PS: in the name of transparency, you can see the sheet I used for calculation here.

Saturday, March 05, 2011

Audio quality


This is just one of those topics which comes up from time to time in my life (probably because I consume a lot of media). I was recently watching the Jim Zemlin interviewed by Jeremy Allison (Jim Zemlin is the Executive Director of the Linux Foundation) on the Google Open Source YouTube channel and was frustrated by the background noise and low audio volume, since the topic was really interesting to me. So I decided to look into the problem and see if the audio quality could have been easily improved. I covered the topic a couple of years so I won’t go into details, rather just give a 10 000 foot view of the process. Please read the original post for more details, since everything in it still applies.

Step 1: download the YouTube video. VLC natively supports YouTube playback, so exporting the sound to a FLAC file (you should always use lossless codecs during processing!) was just a matter of a couple of clicks and one or two minutes.


Step 2: load up in Audacity and remove the noise. The loading of the FLAC file is a little buggy (the progress bar keeps jumping between 0 and 100% and the time estimation is useless, but it loaded in under a minute). As you can see in the screenshot below, the volume is really low, but there are the occasional spikes, so plain normalization wouldn’t help you here. On the upside, there is no clipping which would result in a hard (impossible?) to repair artifacts.

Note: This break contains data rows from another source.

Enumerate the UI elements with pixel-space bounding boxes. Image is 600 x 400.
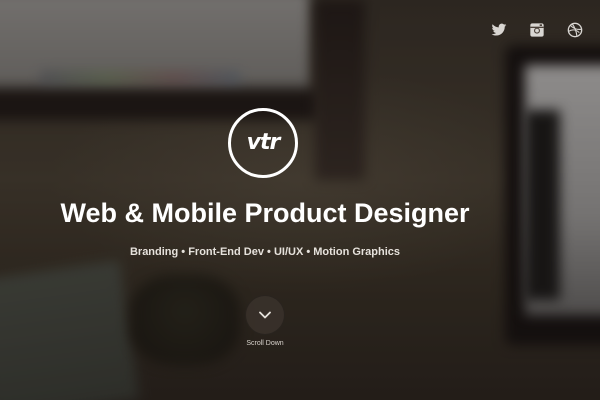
chevron-down-icon — [259, 311, 271, 319]
scroll-down-button[interactable] — [245, 295, 285, 335]
instagram-icon[interactable] — [529, 22, 545, 38]
tagline: Branding • Front-End Dev • UI/UX • Motio… — [129, 246, 401, 258]
scroll-down-label: Scroll Down — [246, 340, 284, 347]
social-links — [491, 22, 583, 38]
page-title: Web & Mobile Product Designer — [60, 198, 470, 228]
twitter-icon[interactable] — [491, 22, 507, 38]
logo[interactable]: vtr — [228, 108, 298, 178]
hero-section: vtr Web & Mobile Product Designer Brandi… — [0, 0, 600, 400]
dribbble-icon[interactable] — [567, 22, 583, 38]
logo-text: vtr — [246, 130, 281, 155]
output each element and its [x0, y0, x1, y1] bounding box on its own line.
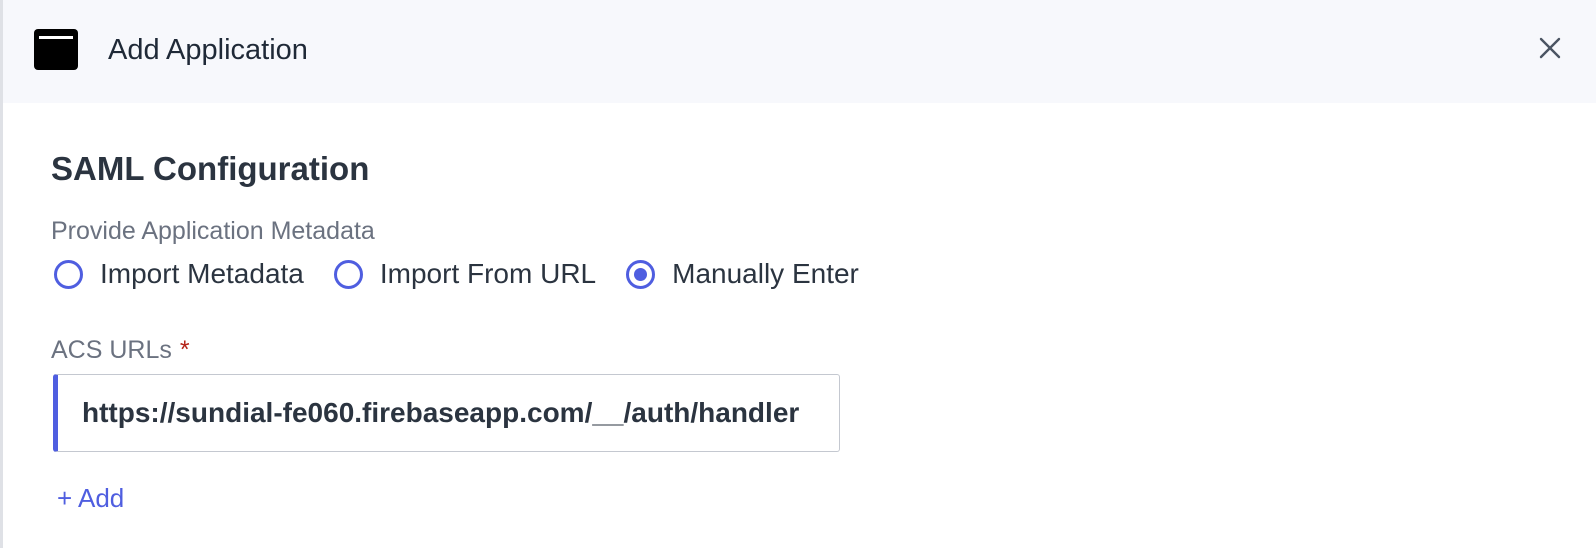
radio-button-selected[interactable] — [626, 259, 656, 289]
application-window-icon — [34, 29, 78, 70]
acs-urls-label: ACS URLs * — [51, 336, 190, 365]
radio-label: Manually Enter — [672, 258, 859, 289]
add-acs-url-link[interactable]: + Add — [57, 483, 124, 514]
radio-import-metadata[interactable]: Import Metadata — [54, 258, 304, 290]
radio-button[interactable] — [333, 259, 363, 289]
section-title: SAML Configuration — [51, 150, 370, 187]
radio-manually-enter[interactable]: Manually Enter — [626, 258, 859, 290]
close-icon — [1539, 37, 1561, 59]
dialog-title: Add Application — [108, 34, 308, 66]
radio-label: Import Metadata — [100, 258, 304, 289]
radio-label: Import From URL — [379, 258, 597, 289]
acs-url-input[interactable] — [53, 374, 840, 452]
metadata-radio-group: Import Metadata Import From URL Manually… — [54, 258, 889, 290]
metadata-label: Provide Application Metadata — [51, 217, 375, 245]
radio-import-from-url[interactable]: Import From URL — [333, 258, 597, 290]
close-button[interactable] — [1536, 34, 1564, 62]
acs-urls-label-text: ACS URLs — [51, 336, 172, 364]
add-application-dialog: Add Application SAML Configuration Provi… — [0, 0, 1596, 548]
required-marker: * — [179, 336, 190, 364]
radio-button[interactable] — [54, 259, 83, 289]
dialog-header: Add Application — [3, 0, 1596, 103]
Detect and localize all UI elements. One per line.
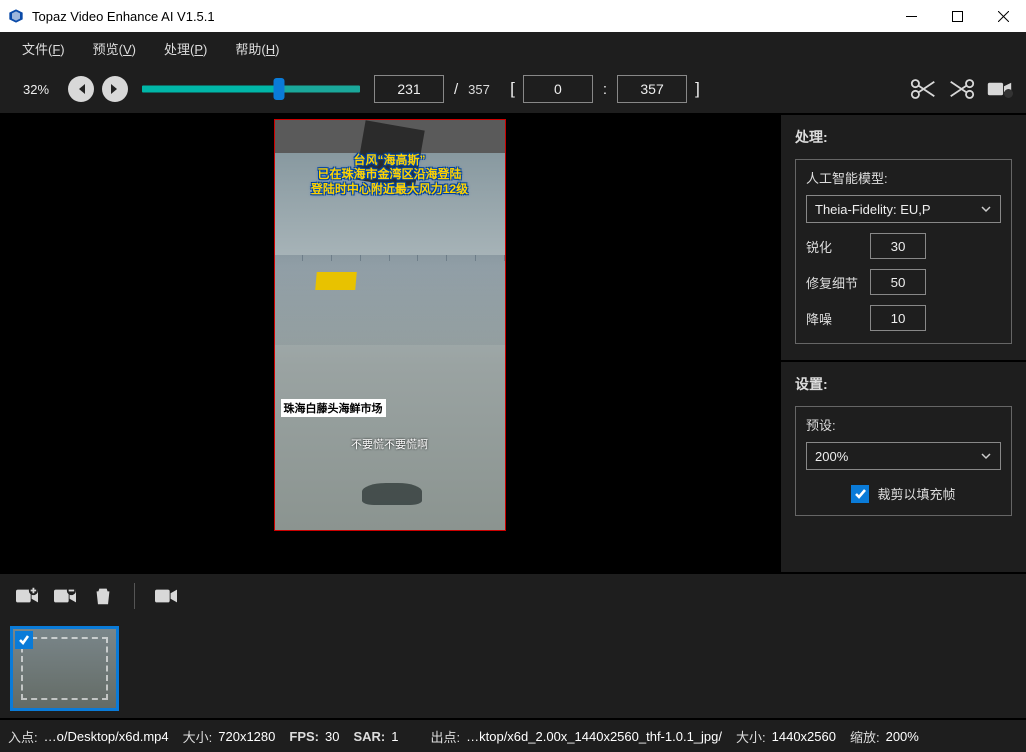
zoom-level: 32% [12,82,60,97]
title-bar: Topaz Video Enhance AI V1.5.1 [0,0,1026,32]
cut-out-button[interactable] [946,74,976,104]
restore-input[interactable] [870,269,926,295]
bracket-open: [ [510,79,515,99]
minimize-button[interactable] [888,0,934,32]
crop-label: 裁剪以填充帧 [877,484,955,503]
out-path-key: 出点: [431,727,461,746]
prev-frame-button[interactable] [68,76,94,102]
in-path-value: …o/Desktop/x6d.mp4 [44,729,169,744]
processing-header: 处理: [795,127,1012,147]
status-bar: 入点: …o/Desktop/x6d.mp4 大小: 720x1280 FPS:… [0,718,1026,752]
clip-thumbnail[interactable] [10,626,119,711]
menu-process[interactable]: 处理(P) [154,35,217,62]
settings-group: 预设: 200% 裁剪以填充帧 [795,406,1012,516]
preset-dropdown[interactable]: 200% [806,442,1001,470]
side-panel: 处理: 人工智能模型: Theia-Fidelity: EU,P 锐化 修复细节… [779,115,1026,572]
current-frame-input[interactable] [374,75,444,103]
model-label: 人工智能模型: [806,168,1001,187]
next-frame-button[interactable] [102,76,128,102]
maximize-button[interactable] [934,0,980,32]
sar-value: 1 [391,729,398,744]
fps-key: FPS: [289,729,319,744]
record-preview-button[interactable] [984,74,1014,104]
delete-button[interactable] [86,579,120,613]
model-value: Theia-Fidelity: EU,P [815,202,980,217]
caption-headline: 台风“海高斯” 已在珠海市金湾区沿海登陆 登陆时中心附近最大风力12级 [275,153,505,196]
menu-help[interactable]: 帮助(H) [225,35,289,62]
model-dropdown[interactable]: Theia-Fidelity: EU,P [806,195,1001,223]
in-size-key: 大小: [183,727,213,746]
cut-in-button[interactable] [908,74,938,104]
out-size-value: 1440x2560 [772,729,836,744]
preset-value: 200% [815,449,980,464]
bracket-close: ] [695,79,700,99]
in-frame-input[interactable] [523,75,593,103]
total-frames: 357 [468,82,502,97]
remove-clip-button[interactable] [48,579,82,613]
sharpen-input[interactable] [870,233,926,259]
in-size-value: 720x1280 [218,729,275,744]
processing-group: 人工智能模型: Theia-Fidelity: EU,P 锐化 修复细节 降噪 [795,159,1012,344]
preview-area: 台风“海高斯” 已在珠海市金湾区沿海登陆 登陆时中心附近最大风力12级 珠海白藤… [0,115,779,572]
timeline-slider[interactable] [142,77,360,101]
scale-key: 缩放: [850,727,880,746]
thumbnail-strip [0,618,1026,718]
fps-value: 30 [325,729,339,744]
in-path-key: 入点: [8,727,38,746]
sharpen-label: 锐化 [806,237,862,256]
settings-header: 设置: [795,374,1012,394]
restore-label: 修复细节 [806,273,862,292]
out-size-key: 大小: [736,727,766,746]
caption-location: 珠海白藤头海鲜市场 [281,399,386,417]
sar-key: SAR: [353,729,385,744]
out-path-value: …ktop/x6d_2.00x_1440x2560_thf-1.0.1_jpg/ [466,729,722,744]
out-frame-input[interactable] [617,75,687,103]
thumbnail-checkbox[interactable] [15,631,33,649]
menu-bar: 文件(F) 预览(V) 处理(P) 帮助(H) [0,32,1026,65]
playback-toolbar: 32% / 357 [ : ] [0,65,1026,115]
preset-label: 预设: [806,415,1001,434]
process-button[interactable] [149,579,183,613]
scale-value: 200% [886,729,919,744]
menu-preview[interactable]: 预览(V) [83,35,146,62]
frame-separator: / [452,81,460,98]
add-clip-button[interactable] [10,579,44,613]
menu-file[interactable]: 文件(F) [12,35,75,62]
range-separator: : [601,81,609,98]
clip-toolbar [0,572,1026,618]
video-frame[interactable]: 台风“海高斯” 已在珠海市金湾区沿海登陆 登陆时中心附近最大风力12级 珠海白藤… [274,119,506,531]
caption-subtitle: 不要慌不要慌啊 [275,436,505,452]
app-logo-icon [8,8,24,24]
chevron-down-icon [980,203,992,215]
window-title: Topaz Video Enhance AI V1.5.1 [32,9,888,24]
separator [134,583,135,609]
denoise-input[interactable] [870,305,926,331]
crop-checkbox[interactable] [851,485,869,503]
chevron-down-icon [980,450,992,462]
denoise-label: 降噪 [806,309,862,328]
close-button[interactable] [980,0,1026,32]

After noise removal and keeping only one channel (no need for stereo here – we would add it back in the last step if we would to publish it since some devices can’t handle mono and the overhead with joint stereo is almost zero) the file was exported into WAV and fed into the Levelator. Here is the end result:


As you can see, we have much better volume resulting in a much improved experience for the consumer, all this with a couple of minutes of work while browsing Hacker News and with free (and mostly open-source) cross platform tools.

Content publishers of the world: please take a couple of minutes of your time after editing to do a proper post-production! Thank you.

Update: YouTube downloading is broken in the current VLC release but it will be fixed in the next version (1.1.12). Until then you can use the nighly builds.